在 python 中使用正则表达式提取多个特定单词之间的子字符串
Extract sub-string between multiple certain words using regex in python
正则表达式子字符串
我想提取 Phone、传真、手机 如果不是,我从字符串中获取 它可以 return 空字符串。我想要来自任何给定文本字符串示例的 Phone、传真、手机的 3 个列表,如下所示。
ex1 = "miramar road margie shoop san diego ca 12793 manager phone 6035550160 fax 6035550161 mobile 6035550178 marsgies travel wwwmarpiestravelcom"
ex2 = "david packard electrical engineering 350 serra mall room 170 phone 650 7259327 stanford university fax 650 723 1882 stanford california 943059505 ulateecestanfordedu"
ex3 = "stanford electrical engineering vijay chandrasekhar electrical engineering 17 comstock circle apt 101 stanford ca 94305 phone 9162210411"
像这样使用正则表达式是可能的:
phone_regex = re.match(".*phone(.*)fax(.*)mobile(.*)",ex1)
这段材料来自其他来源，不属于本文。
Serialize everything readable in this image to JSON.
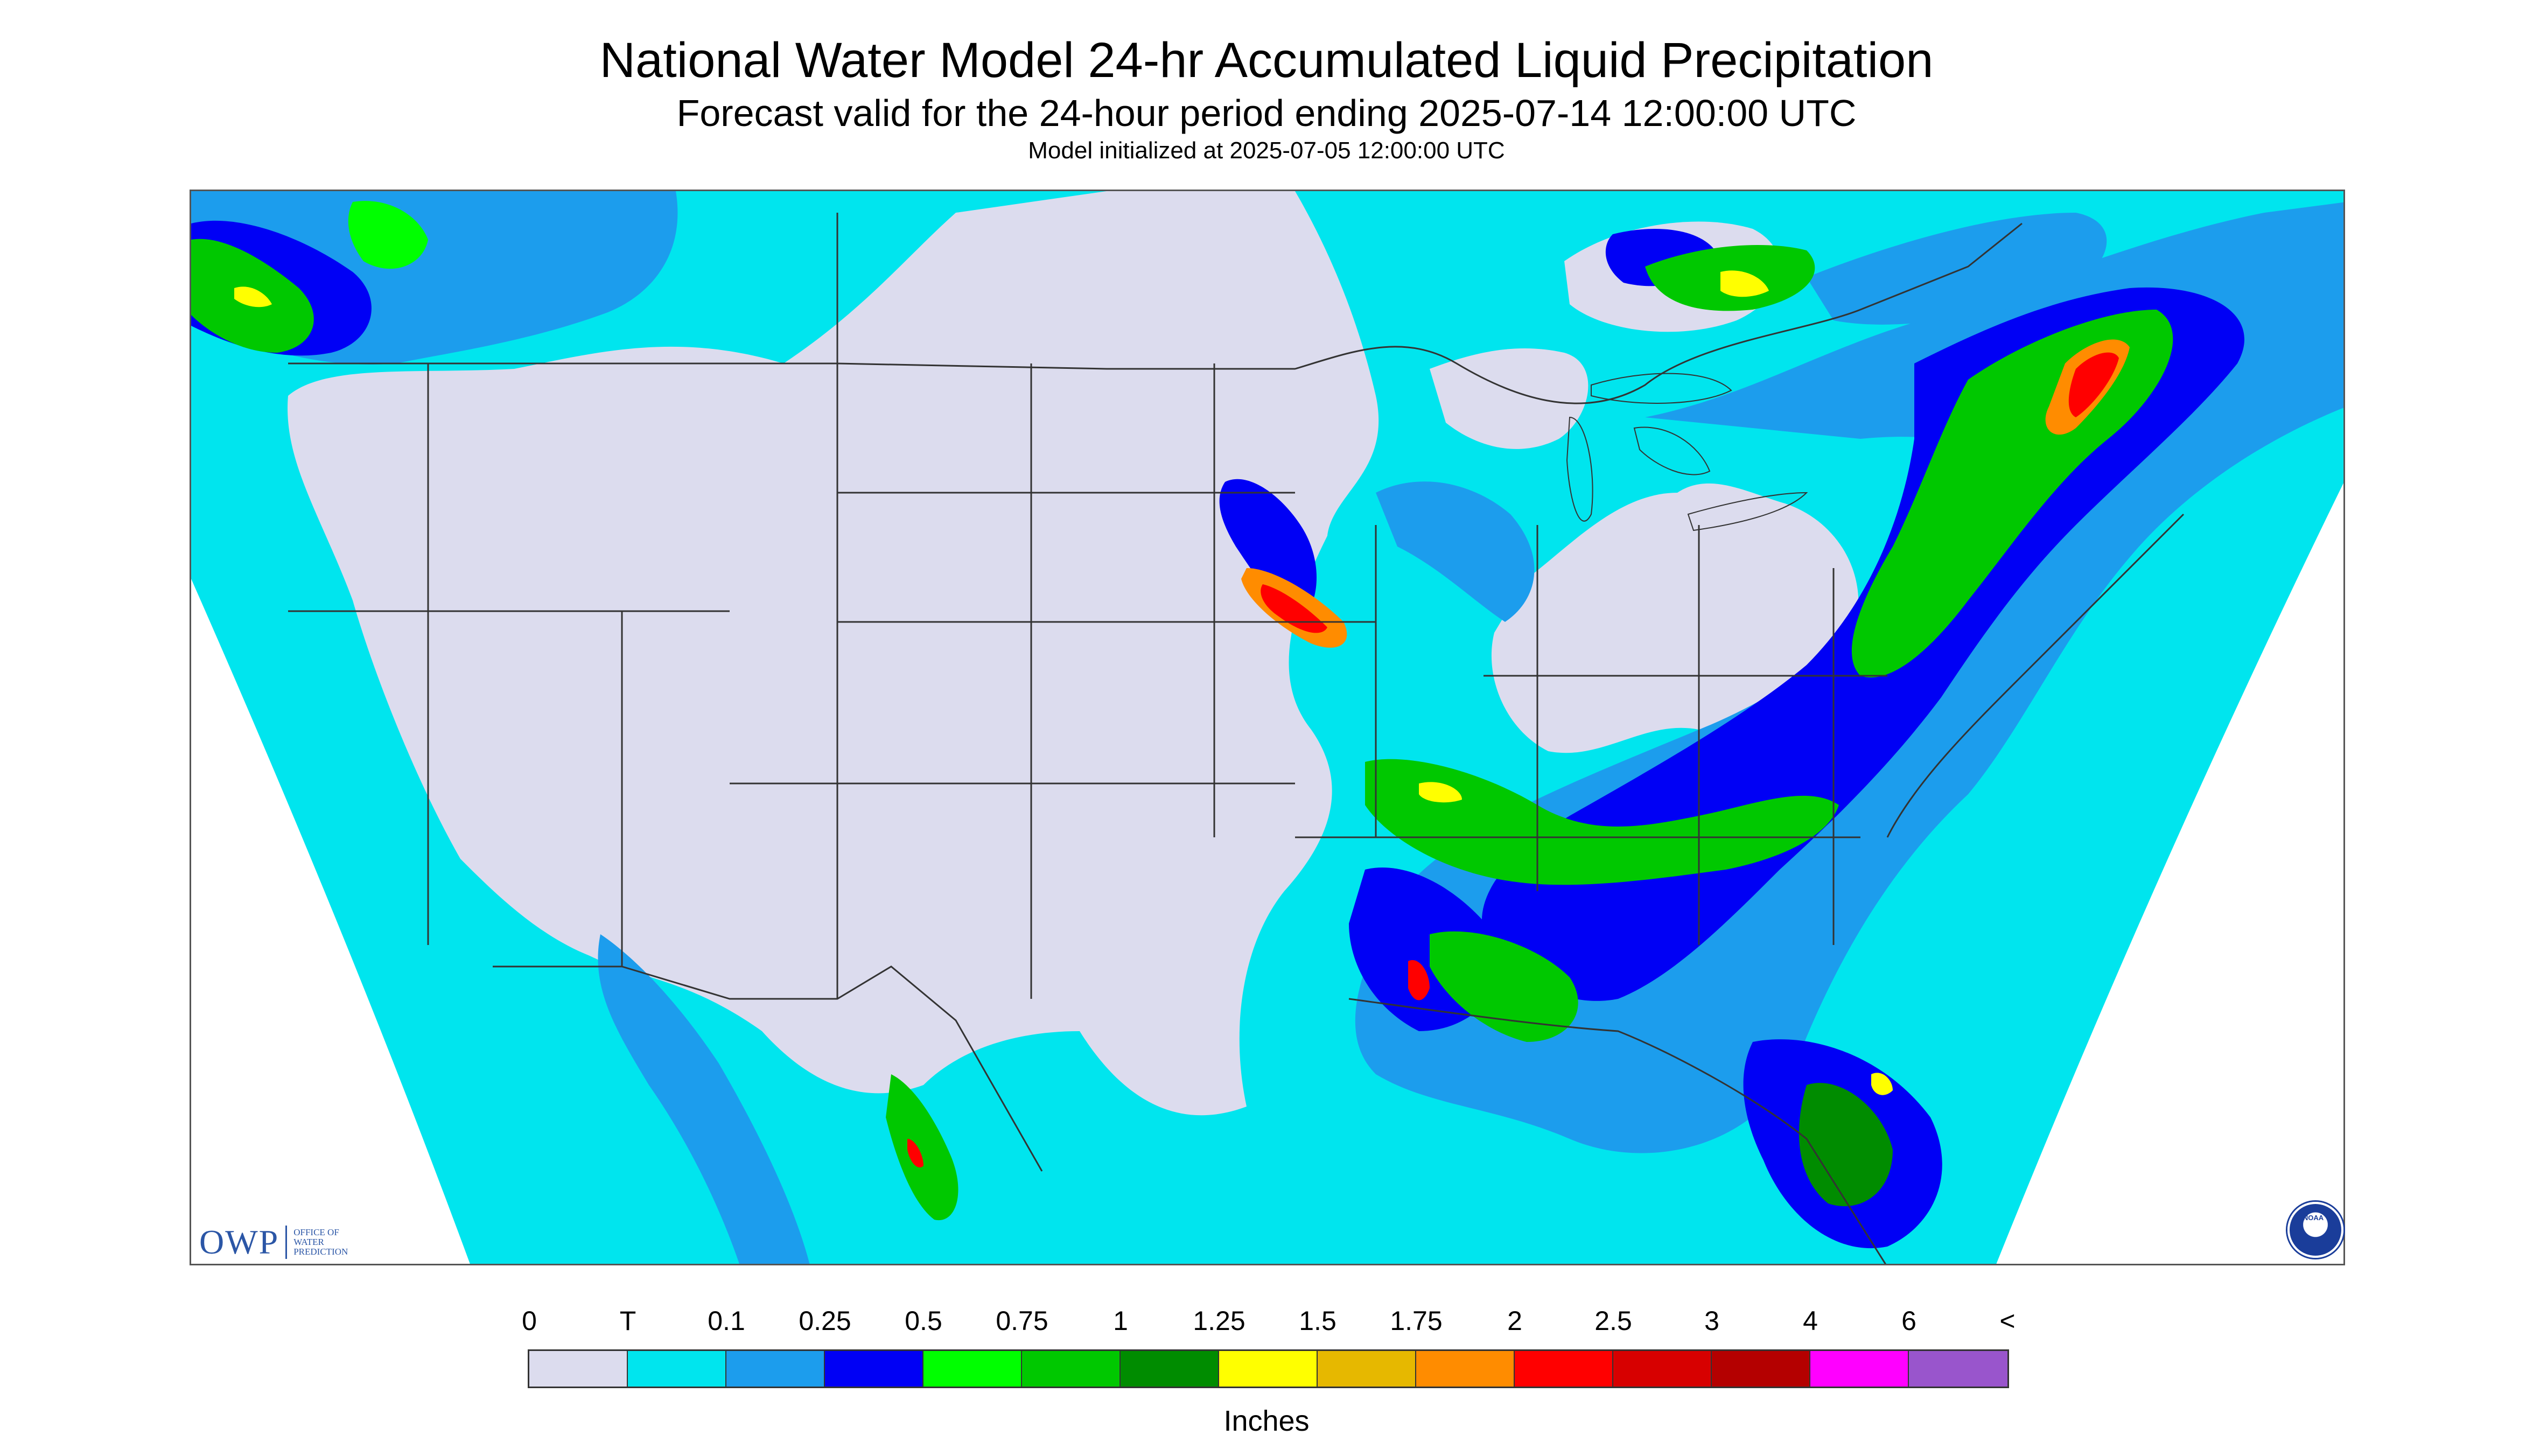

phone = [re.sub("[^0-9]","",x) for x in phone_regex.groups()][0]
mobile = [re.sub("[^0-9]","",x) for x in phone_regex.groups()][2]
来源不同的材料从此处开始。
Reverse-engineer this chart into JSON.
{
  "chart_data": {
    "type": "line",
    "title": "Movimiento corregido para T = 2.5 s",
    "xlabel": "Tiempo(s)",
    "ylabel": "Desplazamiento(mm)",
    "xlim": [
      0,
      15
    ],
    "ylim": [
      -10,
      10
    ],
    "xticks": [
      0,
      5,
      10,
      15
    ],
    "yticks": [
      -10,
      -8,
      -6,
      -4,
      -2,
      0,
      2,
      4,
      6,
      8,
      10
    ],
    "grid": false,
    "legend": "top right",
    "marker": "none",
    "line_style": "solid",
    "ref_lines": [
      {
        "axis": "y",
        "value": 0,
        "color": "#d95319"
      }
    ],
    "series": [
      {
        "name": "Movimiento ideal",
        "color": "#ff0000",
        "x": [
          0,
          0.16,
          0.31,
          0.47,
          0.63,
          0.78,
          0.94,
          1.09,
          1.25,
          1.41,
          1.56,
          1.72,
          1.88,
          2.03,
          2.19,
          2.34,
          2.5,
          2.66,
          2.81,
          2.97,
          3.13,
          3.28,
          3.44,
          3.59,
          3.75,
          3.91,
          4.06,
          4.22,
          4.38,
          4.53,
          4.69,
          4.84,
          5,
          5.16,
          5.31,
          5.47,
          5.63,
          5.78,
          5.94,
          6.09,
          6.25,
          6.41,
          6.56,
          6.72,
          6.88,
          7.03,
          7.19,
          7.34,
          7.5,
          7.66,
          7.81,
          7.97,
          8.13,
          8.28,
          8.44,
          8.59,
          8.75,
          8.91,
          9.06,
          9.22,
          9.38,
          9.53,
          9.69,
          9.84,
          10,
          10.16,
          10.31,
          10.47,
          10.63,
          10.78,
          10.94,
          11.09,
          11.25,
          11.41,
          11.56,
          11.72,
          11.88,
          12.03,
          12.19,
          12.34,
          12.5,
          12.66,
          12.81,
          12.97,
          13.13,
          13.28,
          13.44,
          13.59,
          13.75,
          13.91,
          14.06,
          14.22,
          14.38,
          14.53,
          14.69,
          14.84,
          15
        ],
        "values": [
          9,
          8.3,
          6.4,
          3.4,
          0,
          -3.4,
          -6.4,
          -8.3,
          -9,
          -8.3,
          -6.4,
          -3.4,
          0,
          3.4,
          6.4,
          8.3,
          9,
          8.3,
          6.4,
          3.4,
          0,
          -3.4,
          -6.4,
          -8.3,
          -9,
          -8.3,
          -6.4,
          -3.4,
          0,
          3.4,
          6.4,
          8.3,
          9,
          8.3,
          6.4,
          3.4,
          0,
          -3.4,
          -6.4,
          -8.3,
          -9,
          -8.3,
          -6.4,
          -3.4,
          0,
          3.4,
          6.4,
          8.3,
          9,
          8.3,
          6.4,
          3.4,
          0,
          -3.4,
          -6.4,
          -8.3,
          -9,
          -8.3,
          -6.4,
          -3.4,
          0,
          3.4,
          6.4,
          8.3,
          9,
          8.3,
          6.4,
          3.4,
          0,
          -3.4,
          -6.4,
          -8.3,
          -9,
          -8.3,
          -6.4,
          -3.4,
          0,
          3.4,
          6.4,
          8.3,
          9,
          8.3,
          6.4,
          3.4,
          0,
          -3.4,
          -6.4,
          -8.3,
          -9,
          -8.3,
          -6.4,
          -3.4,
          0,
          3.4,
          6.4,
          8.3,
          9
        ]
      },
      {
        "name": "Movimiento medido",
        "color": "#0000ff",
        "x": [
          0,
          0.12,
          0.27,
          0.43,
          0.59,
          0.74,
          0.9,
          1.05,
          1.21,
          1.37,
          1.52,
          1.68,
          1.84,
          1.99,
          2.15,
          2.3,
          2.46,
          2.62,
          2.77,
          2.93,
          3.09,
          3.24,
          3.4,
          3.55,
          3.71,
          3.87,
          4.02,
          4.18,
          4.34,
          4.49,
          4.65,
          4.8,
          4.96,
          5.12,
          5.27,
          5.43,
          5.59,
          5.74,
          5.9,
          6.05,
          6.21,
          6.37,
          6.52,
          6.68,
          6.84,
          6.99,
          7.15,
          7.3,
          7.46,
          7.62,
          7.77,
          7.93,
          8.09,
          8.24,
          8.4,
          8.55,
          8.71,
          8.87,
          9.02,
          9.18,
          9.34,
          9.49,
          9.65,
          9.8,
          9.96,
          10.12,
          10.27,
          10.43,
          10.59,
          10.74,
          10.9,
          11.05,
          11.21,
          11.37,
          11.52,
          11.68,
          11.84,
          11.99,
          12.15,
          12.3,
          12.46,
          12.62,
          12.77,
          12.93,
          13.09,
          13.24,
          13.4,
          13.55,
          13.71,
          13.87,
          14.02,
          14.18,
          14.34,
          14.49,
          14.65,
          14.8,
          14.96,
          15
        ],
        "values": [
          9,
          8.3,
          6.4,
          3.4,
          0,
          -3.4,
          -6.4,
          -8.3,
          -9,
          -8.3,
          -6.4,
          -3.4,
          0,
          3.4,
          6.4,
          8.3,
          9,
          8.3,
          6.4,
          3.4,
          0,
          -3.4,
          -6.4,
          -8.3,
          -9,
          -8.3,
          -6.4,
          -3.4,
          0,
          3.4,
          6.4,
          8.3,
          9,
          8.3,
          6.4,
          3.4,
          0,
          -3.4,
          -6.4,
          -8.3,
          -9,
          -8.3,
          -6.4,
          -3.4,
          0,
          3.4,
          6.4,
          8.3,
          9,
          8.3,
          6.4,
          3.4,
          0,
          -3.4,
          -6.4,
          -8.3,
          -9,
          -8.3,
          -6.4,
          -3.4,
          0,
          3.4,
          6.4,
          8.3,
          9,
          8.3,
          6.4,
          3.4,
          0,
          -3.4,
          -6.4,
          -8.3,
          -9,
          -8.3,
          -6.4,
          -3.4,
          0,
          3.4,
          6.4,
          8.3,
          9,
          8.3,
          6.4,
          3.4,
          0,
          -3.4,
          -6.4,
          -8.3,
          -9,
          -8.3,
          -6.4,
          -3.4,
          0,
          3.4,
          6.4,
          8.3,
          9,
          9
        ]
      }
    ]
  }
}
fax = [re.sub("[^0-9]","",x) for x in phone_regex.groups()][1]
Result from ex1
:
phone = 6035550160
fax = 6035550161
mobile = 6035550178
ex2
没有 mobile 条目,所以我得到:
Traceback (most recent call last):
phone = [re.sub("[^0-9]", "", x) for x in phone_regex.groups()][0]
AttributeError: 'NoneType' object has no attribute 'groups'
问题
我需要一个更好的正则表达式解决方案,因为我是正则表达式的新手,
或者,一个解决方案,捕获 AttributeError 并分配 null string
.
我想我明白你想要什么..它与准确地获得关键字后的第一个匹配有关。在这种情况下你需要的是问号 ?:
" '?'也是一个量词,是{0,1}的简写,意思是"Match zero or one of the group preceding this question mark.",也可以理解为问号前面的部分是可选的
这里有一些代码应该可以工作,以防定义不够
import re
res_dict = {}
list_keywords = ['phone', 'cell', 'fax']
for i_key in list_keywords:
temp_res = re.findall(i_key + '(.*?) [a-zA-Z]', ex1)
res_dict[i_key] = temp_res
使用re.search
演示:
import re
ex1 = "miramar road margie shoop san diego ca 12793 manager phone 6035550160 fax 6035550161 mobile 6035550178 marsgies travel wwwmarpiestravelcom"
ex2 = "david packard electrical engineering 350 serra mall room 170 phone 650 7259327 stanford university fax 650 723 1882 stanford california 943059505 ulateecestanfordedu"
ex3 = "stanford electrical engineering vijay chandrasekhar electrical engineering 17 comstock circle apt 101 stanford ca 94305 phone 9162210411"
for i in [ex1, ex2, ex3]:
phone = re.search(r"(?P<phone>(?<=\phone\b).*?(?=([a-z]|$)))", i)
if phone:
print "Phone: ", phone.group("phone")
fax = re.search(r"(?P<fax>(?<=\bfax\b).*?(?=([a-z]|$)))", i)
if fax:
print "Fax: ", fax.group("fax")
mob = re.search(r"(?P<mob>(?<=\bmobile\b).*?(?=([a-z]|$)))", i)
if mob:
print "mob: ", mob.group("mob")
print("-----")
输出:
Phone: 6035550160
Fax: 6035550161
mob: 6035550178
-----
Phone: 650 7259327
Fax: 650 723 1882
-----
Phone: 9162210411
-----
您可以像这样使用简单的 re.findall
:
dict(re.findall(r'\b({})\s*(\d+)'.format("|".join(keys)), ex))
正则表达式看起来像
\b(phone|fax|mobile)\s*(\d+)
图案详情
\b
- 单词边界
(phone|fax|mobile)
- 第 1 组:所列单词之一
\s*
- 0+ 个空格
(\d+)
- 第 2 组:一个或多个数字
参见Python demo:
import re
exs = ["miramar road margie shoop san diego ca 12793 manager phone 6035550160 fax 6035550161 mobile 6035550178 marsgies travel wwwmarpiestravelcom",
"david packard electrical engineering 350 serra mall room 170 phone 650 7259327 stanford university fax 650 723 1882 stanford california 943059505 ulateecestanfordedu",
"stanford electrical engineering vijay chandrasekhar electrical engineering 17 comstock circle apt 101 stanford ca 94305 phone 9162210411"]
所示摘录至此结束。